There are earlier examples of co-operatives than the Rochdale weavers, such as the Fenwick, Scotland weavers in March 14, 1761, who sold oatmeal at a discount from someone’s cottage front room. However, the Rochdale “Pioneers” are considered the founders of the co-op movement because they developed the Rochdale Principles, a set of principles of co-operation that provide the foundation for the principles on which co-ops around the world operate to this day.

The original principles were innovative at the time, but recognizable in our goals today, including fair practices, “one member one vote”, equality of the sexes, elected management, frequent statements and balance sheets presented to members and a fixed percentage of profits allotted to education.

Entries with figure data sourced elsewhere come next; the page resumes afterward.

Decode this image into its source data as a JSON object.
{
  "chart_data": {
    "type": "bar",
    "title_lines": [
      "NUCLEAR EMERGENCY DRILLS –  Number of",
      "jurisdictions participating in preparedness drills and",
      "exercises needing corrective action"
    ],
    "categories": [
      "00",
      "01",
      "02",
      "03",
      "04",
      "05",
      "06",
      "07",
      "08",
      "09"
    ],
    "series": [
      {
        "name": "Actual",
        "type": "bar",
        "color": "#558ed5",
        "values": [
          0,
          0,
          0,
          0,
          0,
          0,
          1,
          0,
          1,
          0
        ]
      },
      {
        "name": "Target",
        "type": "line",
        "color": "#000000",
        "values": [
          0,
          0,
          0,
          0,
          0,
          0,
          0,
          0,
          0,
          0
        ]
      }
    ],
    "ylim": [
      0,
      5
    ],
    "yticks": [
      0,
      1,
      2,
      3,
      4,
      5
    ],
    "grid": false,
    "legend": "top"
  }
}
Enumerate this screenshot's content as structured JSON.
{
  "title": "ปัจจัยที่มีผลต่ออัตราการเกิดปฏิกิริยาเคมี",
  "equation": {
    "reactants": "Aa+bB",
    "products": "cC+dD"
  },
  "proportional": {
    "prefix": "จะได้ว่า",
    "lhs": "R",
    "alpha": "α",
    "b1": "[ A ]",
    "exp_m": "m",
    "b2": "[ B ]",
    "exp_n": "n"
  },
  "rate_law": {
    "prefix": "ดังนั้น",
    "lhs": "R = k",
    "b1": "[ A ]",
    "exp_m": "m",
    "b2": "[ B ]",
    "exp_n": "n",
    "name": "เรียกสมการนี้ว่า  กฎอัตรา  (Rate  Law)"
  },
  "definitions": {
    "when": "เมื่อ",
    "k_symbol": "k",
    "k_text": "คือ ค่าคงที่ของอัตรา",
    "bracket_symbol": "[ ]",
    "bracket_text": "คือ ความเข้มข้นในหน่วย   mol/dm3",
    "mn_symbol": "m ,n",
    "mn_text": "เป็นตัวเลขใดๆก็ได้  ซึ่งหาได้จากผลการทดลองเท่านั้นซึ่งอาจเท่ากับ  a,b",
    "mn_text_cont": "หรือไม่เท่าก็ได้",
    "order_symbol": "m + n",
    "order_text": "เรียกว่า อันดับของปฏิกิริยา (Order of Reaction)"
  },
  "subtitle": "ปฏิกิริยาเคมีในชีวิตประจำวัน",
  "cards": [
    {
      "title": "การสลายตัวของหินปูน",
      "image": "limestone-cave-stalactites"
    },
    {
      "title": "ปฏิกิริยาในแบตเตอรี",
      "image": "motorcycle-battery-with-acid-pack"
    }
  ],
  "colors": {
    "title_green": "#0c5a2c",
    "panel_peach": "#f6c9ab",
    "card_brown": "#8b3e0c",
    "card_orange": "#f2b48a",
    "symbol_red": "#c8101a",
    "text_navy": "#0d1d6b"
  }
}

Woodsworth Housing Co-operative follows the international co-op principles. These are guidelines by which co-operatives put their values into practice. This is the version tweaked for housing co-operatives by CHF Canada Vision 2020.

1. Voluntary and Open Membership
Membership in a housing co-op is open to all who can use the co-op’s services and accept the responsibilities of being a member, without discrimination.

2. Democratic Member Control
Housing co-ops are controlled by their members. Each member has one vote. Housing co-ops give members the information they need to make good decisions and take part in the life of the co-op.

3. Member Economic Participation
Members contribute financially to the co-op and share in the benefits of membership. The co-op does not pay a return on the members’ shares or deposits. Instead it sets aside reserves for the future and charges the members only what it needs to operate soundly.

4. Autonomy and Independence
Housing co-ops are independent associations. They follow the laws that apply to them and their agreements with governments or other organizations. But the members control the co-op.

5. Education, Training and Information
Housing co-ops offer education and training to the members, directors and staff so that everyone can play a full role in the life of the co-op. Housing co-ops find ways to tell the public what they are and what they do.

6. Co-operation among Co-operatives
By organizing together in federations, housing co-ops grow stronger and help to build a healthy co op movement. Where they can, housing co-ops use the services of co-op businesses to meet their needs.

7. Concern for Community
Housing co-ops work to build strong communities inside and outside the co-op. They help to improve the quality of life for others and they take care to protect the environment.